The key is to integrate data from many different sources to see how the epidemic develops, says Allen.
"We have a backlog of data," he said. "This will make us better at preventing deaths."
The CDC grant will be announced at a press conference scheduled for 1
Ohio had approximately 4,022 overdose deaths in 2018, a significant decrease from 5,555 calculated for 2017, according to statistics released in July by US Centers for Disease Control and Prevention. Overdose deaths also declined last year across the country, the first such decline in nearly three decades.
Deaths also dropped last year in Cuyahoga County, dropping to 560 compared to a record 727 in 2017. But preliminary data by June 13 suggests they may increase to about 637 this year.

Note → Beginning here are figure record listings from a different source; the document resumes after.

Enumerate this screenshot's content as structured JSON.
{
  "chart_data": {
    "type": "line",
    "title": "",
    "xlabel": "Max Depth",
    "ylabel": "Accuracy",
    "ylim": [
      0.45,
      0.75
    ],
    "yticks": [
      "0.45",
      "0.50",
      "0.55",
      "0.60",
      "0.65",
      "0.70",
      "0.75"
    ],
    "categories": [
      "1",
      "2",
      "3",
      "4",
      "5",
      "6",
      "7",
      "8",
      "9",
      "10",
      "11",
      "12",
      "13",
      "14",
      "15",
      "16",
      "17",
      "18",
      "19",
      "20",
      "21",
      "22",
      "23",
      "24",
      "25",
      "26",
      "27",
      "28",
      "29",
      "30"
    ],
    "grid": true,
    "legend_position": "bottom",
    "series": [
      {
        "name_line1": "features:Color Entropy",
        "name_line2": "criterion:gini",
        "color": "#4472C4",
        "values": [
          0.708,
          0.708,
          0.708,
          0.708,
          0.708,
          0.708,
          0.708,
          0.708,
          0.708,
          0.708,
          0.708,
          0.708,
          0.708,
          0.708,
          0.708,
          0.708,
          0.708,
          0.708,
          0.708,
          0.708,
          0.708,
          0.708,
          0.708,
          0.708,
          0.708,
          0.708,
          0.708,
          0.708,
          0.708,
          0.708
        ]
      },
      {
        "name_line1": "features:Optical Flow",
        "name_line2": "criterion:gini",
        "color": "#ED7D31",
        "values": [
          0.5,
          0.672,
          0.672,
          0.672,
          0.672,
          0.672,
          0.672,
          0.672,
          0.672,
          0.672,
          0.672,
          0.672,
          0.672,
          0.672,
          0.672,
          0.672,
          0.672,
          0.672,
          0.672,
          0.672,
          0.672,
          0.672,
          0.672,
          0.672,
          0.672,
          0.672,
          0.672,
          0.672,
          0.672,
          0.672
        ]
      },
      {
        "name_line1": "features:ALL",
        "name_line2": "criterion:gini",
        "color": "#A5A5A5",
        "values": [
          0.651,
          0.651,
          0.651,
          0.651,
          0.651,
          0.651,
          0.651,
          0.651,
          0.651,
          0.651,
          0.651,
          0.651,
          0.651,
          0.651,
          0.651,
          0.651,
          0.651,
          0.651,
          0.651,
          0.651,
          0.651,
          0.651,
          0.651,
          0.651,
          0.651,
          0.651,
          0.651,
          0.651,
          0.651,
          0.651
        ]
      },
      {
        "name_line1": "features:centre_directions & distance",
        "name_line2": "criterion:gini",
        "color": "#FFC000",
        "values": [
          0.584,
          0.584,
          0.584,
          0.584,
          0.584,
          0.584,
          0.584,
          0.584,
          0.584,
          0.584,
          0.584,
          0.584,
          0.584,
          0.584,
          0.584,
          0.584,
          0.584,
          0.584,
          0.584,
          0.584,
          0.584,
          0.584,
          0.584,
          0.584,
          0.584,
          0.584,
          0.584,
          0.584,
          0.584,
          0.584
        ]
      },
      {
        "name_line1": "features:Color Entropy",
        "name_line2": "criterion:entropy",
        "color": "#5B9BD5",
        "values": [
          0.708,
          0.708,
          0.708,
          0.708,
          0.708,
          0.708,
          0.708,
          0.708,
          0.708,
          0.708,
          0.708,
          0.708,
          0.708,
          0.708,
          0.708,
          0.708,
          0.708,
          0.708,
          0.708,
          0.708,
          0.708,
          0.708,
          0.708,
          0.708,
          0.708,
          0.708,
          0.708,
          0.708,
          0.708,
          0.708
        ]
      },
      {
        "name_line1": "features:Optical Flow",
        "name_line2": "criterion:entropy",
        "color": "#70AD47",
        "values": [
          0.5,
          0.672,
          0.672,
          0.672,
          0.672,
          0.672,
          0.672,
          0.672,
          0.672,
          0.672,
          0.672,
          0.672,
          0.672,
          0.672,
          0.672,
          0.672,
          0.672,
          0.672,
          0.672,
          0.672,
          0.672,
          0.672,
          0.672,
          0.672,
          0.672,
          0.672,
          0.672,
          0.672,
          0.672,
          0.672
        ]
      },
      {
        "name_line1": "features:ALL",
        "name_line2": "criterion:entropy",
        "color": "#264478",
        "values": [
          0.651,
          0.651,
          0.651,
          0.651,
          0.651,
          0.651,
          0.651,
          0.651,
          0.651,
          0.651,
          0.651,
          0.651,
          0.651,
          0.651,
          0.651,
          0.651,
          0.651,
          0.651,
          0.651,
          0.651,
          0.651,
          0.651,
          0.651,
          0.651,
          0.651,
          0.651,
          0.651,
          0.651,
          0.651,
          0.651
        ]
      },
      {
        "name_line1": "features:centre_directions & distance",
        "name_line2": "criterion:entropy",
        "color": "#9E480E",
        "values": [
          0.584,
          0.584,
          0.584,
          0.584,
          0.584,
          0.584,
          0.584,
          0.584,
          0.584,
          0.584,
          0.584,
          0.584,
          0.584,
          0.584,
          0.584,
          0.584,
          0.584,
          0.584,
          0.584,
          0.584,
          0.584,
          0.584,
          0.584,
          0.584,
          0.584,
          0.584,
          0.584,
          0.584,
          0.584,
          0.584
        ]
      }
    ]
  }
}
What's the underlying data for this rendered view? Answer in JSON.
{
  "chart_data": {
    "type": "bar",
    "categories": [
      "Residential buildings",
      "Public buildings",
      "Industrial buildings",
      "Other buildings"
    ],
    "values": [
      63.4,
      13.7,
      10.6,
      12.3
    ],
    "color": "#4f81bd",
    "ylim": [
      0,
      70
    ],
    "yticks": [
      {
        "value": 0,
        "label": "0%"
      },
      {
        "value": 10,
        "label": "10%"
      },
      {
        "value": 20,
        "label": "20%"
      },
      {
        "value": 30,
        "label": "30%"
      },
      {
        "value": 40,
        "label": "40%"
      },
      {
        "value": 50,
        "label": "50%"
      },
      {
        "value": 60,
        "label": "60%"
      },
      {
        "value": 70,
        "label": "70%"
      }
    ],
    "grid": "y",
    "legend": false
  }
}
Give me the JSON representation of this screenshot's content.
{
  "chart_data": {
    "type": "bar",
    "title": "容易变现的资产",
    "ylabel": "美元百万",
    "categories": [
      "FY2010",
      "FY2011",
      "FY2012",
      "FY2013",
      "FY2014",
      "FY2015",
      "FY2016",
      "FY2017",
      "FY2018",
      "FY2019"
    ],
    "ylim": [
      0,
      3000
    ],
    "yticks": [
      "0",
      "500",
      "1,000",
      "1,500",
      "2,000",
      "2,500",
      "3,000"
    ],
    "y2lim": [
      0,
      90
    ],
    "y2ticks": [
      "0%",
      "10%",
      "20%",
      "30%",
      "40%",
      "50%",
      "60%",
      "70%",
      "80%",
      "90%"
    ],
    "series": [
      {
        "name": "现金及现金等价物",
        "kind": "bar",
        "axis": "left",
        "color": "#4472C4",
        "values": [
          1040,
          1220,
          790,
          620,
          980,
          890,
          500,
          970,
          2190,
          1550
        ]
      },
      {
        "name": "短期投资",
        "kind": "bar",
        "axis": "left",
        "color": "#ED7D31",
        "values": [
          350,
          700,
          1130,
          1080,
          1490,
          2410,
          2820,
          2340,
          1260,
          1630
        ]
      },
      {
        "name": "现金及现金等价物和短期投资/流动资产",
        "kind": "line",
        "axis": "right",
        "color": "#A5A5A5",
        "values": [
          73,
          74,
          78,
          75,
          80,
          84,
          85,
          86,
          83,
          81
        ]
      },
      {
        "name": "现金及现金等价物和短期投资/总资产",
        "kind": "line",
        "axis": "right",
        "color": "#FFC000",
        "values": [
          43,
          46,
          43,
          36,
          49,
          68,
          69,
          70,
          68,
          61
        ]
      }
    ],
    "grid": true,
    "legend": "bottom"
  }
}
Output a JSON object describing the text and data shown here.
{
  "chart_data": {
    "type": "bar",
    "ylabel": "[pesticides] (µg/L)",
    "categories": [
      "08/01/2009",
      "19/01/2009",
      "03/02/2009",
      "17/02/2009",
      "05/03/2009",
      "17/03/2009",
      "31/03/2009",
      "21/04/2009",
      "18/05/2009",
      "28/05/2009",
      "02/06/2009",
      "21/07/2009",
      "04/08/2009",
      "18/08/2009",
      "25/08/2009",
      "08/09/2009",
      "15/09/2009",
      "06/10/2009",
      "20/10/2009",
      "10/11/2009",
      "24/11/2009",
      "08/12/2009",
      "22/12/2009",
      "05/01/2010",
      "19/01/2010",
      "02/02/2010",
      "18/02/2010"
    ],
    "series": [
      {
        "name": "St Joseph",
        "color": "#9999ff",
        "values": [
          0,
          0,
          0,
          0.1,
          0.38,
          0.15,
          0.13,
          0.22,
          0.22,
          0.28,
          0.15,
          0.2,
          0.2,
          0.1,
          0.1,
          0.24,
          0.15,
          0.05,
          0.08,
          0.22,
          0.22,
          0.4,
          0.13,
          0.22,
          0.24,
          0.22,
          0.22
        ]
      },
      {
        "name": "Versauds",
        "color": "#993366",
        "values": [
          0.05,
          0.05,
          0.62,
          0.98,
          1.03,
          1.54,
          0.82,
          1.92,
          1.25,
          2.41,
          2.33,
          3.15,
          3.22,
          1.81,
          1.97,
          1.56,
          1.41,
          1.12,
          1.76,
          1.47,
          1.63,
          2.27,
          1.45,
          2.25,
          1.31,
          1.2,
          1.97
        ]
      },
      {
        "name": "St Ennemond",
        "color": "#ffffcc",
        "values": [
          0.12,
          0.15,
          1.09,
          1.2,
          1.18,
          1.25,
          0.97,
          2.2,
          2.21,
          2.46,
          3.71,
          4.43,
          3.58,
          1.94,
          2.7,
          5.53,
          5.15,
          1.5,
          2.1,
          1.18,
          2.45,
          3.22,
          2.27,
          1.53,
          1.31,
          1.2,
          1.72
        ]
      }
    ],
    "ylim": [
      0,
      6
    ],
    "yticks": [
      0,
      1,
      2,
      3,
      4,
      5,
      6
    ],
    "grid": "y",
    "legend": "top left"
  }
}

Under the Action Data Overdose Program – a three-year program run by the CDC that focuses on the opioid epidemic – the District Health Board will receive $ 4.4 million in its first year, CCBH is one of 78 organizations nationwide. who receive this funding, the board said in a statement.
Overdose data assist grant recipients in obtaining improved data on overdose deaths to improve ongoing monitoring, prevention, and response efforts.  Funding organizations will focus on a variety of strategies, including the collection and dissemination of timely data on suspected overdoses and descriptions of drug overdose deaths;
Drug abuse prevention strategies will look at ways to connect people to medically assisted treatment as well as partner forms of support, Allen says.
CCBH will work with other recipients of Ohio Overdose Data Grants to share best practices. Those recipients include the Ohio Department of Health, Franklin County Public Health and Hamilton County Public Health.